Data governance is a set of processes, policies, standards, roles, and metrics which ensures that information is used efficiently, effectively and ethically to achieve organizational goals. Data governance is a phrase that is used at, both micro and macro level. On the macro front, data governance means governing data flows across countries. It includes norms and principles that apply to cross border flow of various types of data. At the micro-level, data governance refers to how data is stored and managed by individual organizations and how it can create value within the organization and contribute towards its overall organizational goal.
The 2019 State of Data Management Report has stated that data governance is one of the top priorities of global organizations this year. Many organizations want data to be shared across organizations as new technology trends like Machine Learning and Artificial Intelligence rely heavily on quality data. In this article here we will discuss some facts about data governance.
1. A Data Set Produces Benefits only when it is used to Make Decisions.
Even if we adhere to best practices, such as having a clean data set, publish organized categories of information, assign a data steward and a layer on an open API, it will not produce any direct benefit if nobody ever uses that information. Taking a decision and then acting on it produce benefits and until we support that decision making by using the data set, it’s all useless. It simply means wasting resources by incurring costs that do produce results. Ready to use data set has an option value, but that should not be the primary focus of data governance. By option value, we mean the willingness to pay for maintaining or preserving that data set even if there is little chance of it being ever used.
2. Value Chain of a Data
The value of a data set is described as the total benefits it produces minus the cost to use the data set. By benefits, we mean the benefits produced when the data set is used to support a decision.
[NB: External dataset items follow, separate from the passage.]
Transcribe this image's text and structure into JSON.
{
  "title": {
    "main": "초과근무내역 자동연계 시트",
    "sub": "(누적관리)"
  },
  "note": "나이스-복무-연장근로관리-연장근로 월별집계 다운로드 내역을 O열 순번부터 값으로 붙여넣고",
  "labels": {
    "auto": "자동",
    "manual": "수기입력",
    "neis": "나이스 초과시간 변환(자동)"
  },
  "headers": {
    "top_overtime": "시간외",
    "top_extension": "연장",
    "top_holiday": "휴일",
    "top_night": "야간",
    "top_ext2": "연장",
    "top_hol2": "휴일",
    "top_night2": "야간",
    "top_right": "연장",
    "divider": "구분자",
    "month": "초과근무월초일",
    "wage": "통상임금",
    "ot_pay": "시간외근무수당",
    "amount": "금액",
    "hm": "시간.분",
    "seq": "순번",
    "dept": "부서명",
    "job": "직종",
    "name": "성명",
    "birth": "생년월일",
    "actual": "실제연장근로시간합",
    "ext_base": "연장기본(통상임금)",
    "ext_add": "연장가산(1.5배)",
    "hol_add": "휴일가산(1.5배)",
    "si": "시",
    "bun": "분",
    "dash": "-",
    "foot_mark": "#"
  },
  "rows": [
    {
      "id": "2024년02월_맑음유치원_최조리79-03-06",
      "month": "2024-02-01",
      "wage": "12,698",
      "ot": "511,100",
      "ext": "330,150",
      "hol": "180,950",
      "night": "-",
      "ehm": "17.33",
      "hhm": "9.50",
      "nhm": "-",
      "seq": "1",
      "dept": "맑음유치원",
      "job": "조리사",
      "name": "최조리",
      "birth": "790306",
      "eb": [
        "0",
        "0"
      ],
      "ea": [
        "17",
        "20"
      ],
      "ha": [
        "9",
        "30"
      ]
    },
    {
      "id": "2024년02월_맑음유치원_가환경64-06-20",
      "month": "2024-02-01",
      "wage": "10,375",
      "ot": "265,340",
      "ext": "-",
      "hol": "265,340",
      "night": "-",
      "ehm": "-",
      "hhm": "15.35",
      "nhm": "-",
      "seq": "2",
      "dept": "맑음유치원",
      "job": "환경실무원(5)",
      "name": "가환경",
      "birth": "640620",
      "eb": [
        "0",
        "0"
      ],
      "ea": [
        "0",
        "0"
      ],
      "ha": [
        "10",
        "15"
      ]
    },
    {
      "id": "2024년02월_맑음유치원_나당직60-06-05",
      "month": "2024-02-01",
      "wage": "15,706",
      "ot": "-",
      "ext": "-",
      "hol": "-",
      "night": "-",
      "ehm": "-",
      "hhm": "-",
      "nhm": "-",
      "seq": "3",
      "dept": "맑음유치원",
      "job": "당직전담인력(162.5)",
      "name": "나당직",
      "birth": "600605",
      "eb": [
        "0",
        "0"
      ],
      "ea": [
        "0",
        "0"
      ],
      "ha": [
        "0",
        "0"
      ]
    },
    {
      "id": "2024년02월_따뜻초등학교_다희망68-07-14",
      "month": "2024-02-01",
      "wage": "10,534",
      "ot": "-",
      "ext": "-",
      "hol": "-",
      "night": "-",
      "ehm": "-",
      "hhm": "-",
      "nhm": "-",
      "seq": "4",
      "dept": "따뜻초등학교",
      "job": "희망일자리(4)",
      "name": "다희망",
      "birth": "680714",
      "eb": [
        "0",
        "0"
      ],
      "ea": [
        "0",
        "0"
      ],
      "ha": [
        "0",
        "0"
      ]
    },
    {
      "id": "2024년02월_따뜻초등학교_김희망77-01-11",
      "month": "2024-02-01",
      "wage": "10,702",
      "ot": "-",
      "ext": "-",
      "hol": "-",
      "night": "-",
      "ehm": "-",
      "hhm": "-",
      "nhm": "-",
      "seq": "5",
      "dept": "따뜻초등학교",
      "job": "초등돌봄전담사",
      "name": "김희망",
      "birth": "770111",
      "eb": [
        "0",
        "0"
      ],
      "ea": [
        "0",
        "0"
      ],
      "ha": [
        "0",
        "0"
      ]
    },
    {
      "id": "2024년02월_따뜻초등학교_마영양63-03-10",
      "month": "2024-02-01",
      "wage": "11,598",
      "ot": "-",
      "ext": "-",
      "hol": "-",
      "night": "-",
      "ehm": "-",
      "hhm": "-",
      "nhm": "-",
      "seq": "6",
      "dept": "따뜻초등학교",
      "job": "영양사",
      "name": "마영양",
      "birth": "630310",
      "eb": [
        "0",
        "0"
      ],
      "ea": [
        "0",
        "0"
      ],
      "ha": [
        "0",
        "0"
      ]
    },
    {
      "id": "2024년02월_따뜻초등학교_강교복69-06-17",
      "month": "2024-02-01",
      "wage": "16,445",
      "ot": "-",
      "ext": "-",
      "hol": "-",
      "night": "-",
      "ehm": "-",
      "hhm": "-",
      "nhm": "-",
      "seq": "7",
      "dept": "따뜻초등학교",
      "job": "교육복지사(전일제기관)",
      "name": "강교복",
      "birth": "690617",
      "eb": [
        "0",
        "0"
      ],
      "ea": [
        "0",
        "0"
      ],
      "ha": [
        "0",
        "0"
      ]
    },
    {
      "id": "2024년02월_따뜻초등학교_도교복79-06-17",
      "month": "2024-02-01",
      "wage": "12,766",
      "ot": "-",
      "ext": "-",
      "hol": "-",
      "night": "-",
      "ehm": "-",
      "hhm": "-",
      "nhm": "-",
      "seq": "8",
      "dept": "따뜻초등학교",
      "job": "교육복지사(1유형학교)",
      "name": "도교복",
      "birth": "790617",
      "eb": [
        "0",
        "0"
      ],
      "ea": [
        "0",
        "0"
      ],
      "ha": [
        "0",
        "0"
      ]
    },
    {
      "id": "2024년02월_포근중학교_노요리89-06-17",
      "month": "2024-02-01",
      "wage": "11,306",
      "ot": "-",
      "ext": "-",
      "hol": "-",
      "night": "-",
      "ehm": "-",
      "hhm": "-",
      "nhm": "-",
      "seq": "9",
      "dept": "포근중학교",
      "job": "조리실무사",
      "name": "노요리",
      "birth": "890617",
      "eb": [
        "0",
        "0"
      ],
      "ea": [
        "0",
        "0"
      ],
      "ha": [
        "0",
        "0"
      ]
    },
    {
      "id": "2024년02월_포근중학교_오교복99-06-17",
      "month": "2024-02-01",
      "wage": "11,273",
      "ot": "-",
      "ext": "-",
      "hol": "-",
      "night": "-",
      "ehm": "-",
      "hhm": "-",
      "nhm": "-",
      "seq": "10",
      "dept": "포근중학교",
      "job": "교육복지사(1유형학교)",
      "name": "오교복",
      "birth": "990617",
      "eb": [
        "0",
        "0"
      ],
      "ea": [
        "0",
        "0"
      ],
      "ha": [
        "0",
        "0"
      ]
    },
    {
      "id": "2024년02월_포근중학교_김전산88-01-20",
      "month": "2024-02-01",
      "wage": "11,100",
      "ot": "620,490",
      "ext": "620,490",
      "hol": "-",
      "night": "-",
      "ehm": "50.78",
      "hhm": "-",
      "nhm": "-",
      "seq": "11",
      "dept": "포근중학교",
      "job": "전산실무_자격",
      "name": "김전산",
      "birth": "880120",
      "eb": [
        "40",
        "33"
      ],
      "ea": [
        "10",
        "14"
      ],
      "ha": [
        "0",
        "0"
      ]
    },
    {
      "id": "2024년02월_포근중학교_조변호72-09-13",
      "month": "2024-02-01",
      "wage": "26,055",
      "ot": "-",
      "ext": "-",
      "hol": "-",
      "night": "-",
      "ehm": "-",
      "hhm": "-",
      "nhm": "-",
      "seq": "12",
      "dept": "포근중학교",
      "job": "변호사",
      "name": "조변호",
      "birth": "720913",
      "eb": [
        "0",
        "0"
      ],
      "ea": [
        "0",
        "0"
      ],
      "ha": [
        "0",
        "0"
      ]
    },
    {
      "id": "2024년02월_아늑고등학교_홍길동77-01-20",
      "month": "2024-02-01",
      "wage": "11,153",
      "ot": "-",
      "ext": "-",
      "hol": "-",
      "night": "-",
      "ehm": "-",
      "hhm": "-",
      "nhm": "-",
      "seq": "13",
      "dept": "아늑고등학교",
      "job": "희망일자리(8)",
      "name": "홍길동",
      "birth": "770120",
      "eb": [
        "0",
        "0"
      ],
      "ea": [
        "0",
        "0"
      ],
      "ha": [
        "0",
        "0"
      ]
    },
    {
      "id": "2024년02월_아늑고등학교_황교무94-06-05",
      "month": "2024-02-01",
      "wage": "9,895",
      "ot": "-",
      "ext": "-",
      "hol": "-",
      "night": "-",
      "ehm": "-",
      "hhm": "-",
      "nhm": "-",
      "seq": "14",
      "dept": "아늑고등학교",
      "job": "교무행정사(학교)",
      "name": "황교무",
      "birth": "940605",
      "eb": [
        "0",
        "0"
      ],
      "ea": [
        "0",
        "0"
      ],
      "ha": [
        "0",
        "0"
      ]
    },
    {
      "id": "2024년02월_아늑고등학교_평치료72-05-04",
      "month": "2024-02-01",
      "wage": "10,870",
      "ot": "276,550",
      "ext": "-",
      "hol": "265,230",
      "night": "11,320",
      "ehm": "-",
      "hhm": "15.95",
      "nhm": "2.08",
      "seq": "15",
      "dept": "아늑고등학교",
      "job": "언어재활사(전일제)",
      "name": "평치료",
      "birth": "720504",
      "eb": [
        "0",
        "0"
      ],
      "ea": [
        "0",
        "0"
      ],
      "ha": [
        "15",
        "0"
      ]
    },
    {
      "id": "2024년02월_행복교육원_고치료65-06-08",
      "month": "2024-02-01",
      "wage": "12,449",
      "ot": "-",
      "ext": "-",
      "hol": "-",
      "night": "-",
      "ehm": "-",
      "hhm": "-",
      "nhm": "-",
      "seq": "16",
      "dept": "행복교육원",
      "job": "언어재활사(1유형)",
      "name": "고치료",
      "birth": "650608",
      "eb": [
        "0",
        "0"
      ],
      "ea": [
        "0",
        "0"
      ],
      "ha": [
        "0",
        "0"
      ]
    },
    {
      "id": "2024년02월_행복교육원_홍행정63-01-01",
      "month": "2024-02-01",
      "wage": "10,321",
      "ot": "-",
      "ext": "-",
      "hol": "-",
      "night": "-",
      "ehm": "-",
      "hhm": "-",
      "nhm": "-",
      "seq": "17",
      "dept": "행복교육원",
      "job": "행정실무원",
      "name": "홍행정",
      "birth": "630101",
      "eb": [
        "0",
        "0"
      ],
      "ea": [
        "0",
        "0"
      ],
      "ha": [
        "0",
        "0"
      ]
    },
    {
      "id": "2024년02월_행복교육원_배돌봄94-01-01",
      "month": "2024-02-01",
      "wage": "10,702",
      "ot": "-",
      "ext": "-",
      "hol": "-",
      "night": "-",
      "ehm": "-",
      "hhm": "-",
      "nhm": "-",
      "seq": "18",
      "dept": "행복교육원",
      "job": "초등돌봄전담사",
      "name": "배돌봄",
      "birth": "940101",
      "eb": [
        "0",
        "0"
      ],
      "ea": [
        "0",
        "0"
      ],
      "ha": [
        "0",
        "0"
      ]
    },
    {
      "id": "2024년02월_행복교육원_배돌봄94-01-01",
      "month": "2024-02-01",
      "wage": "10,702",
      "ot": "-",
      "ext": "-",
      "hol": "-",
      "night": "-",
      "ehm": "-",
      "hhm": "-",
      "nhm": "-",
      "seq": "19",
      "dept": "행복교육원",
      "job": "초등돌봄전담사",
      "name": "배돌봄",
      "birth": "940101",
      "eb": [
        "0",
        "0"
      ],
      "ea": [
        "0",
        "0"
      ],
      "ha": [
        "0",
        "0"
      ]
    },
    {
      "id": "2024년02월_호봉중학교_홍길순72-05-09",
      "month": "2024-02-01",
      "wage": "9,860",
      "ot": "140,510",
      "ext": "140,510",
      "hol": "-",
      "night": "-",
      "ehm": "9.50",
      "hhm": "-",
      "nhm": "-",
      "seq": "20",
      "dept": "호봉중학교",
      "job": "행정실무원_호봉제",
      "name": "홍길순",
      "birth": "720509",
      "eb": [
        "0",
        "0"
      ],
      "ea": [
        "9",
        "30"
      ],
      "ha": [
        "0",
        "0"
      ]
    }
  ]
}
A data set has a value chain that has four components as explained below.
The first part in the chain is the data producer, which could be a sensor, an open-source or another system. Then there is a publisher who acquires the data set, stores it and makes it available within an enterprise. A consumer then develops an application that supports a decision or an analytic that uses that data set. Lastly, the decision-maker uses the dataset to support his/her decision. There could be situations where a single entity plays multiple roles. For instance, the producer may also publish or the consumer and the decision-maker could be the same entity. In this value chain, the first three links only incur costs while the benefit is produced by the decision-maker alone.
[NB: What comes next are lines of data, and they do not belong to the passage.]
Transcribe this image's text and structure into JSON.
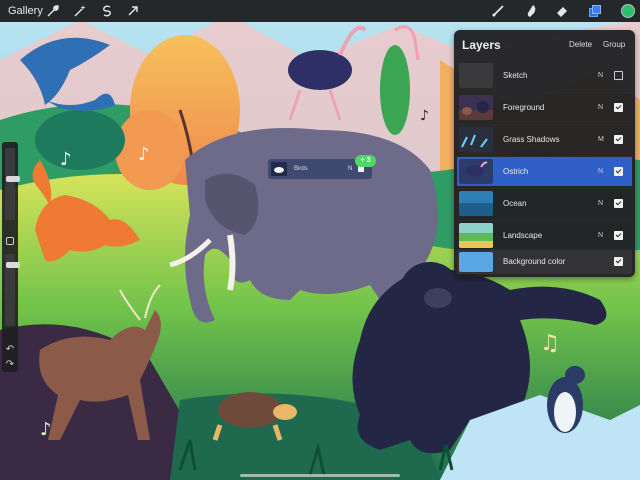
{
  "topbar": {
    "gallery_label": "Gallery",
    "left_tools": [
      "wrench-icon",
      "magic-wand-icon",
      "selection-icon",
      "transform-arrow-icon"
    ],
    "right_tools": [
      "brush-icon",
      "smudge-icon",
      "eraser-icon",
      "layers-icon"
    ],
    "active_color": "#2bbf6d"
  },
  "layers_panel": {
    "title": "Layers",
    "delete_label": "Delete",
    "group_label": "Group",
    "layers": [
      {
        "name": "Sketch",
        "mode": "N",
        "visible": false
      },
      {
        "name": "Foreground",
        "mode": "N",
        "visible": true
      },
      {
        "name": "Grass Shadows",
        "mode": "M",
        "visible": true
      },
      {
        "name": "Ostrich",
        "mode": "N",
        "visible": true
      },
      {
        "name": "Ocean",
        "mode": "N",
        "visible": true
      },
      {
        "name": "Landscape",
        "mode": "N",
        "visible": true
      },
      {
        "name": "Background color",
        "mode": "",
        "visible": true
      }
    ]
  },
  "drag_chip": {
    "name": "Birds",
    "mode": "N",
    "count": "+ 3"
  },
  "colors": {
    "accent_blue": "#2f5fc7",
    "badge_green": "#4cd964",
    "background_color": "#5aa7e3"
  }
}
As the producer and the decision-maker are beyond our authority, we will only focus on the publisher and the consumer.
When there is a single publisher and a single consumer, things are easy to manage as there is just one value chain and both of them can work out how to split the cost. On the other hand, when there is more than one consumer, things can get a bit complicated. Each consumer has different needs and the publisher has to negotiate separately with each one of them which may lead to duplication of effort and that may reduce the value produced from the use of data set.
Governance Constrains the Data Publisher to help the Data Consumers
With data, governance come responsibilities and freedom. One of the important facts about data governance is that governance restrains the publisher to benefit the consumer. The publisher is expected to deliver the data set in such a manner that it benefits all consumers. Responsibilities are allocated between the publisher and the consumer to minimize the cost and maximize the value produced by all uses of the data set.
Constraining the Publisher may reduce the Publisher’s costs by putting certain restrictions, but it can also increase the cost as it may have to maintain higher standards. These requirements can potentially reduce the consumers’ cost to use data. This may also reduce duplication across all consumers and hence increase total value.
Governance is Beneficial only if it Increases Value
As a data governance strategy, an enterprise does not need to govern every data set. Data governance should only be done if it increases the value of the data set. For instance, if there are only one-to-one exchanges between a single publisher and a single consumer, data governance doesn’t make much sense as it will only increase cost without any accompanying benefits.
Focus on What Data Consumers Want
Since governance constrains the publisher, we should put those constraints according to the need of each data set. For instance, one data set may require considerable investment to improve quality, while another data set may not require any improvement in quality. So treating all data set equally and constraining the publishers analogously is not right. Another one of the facts about data governance is that data consumers have a lot of concerns and data governance should address all their concerns and focus on what they want.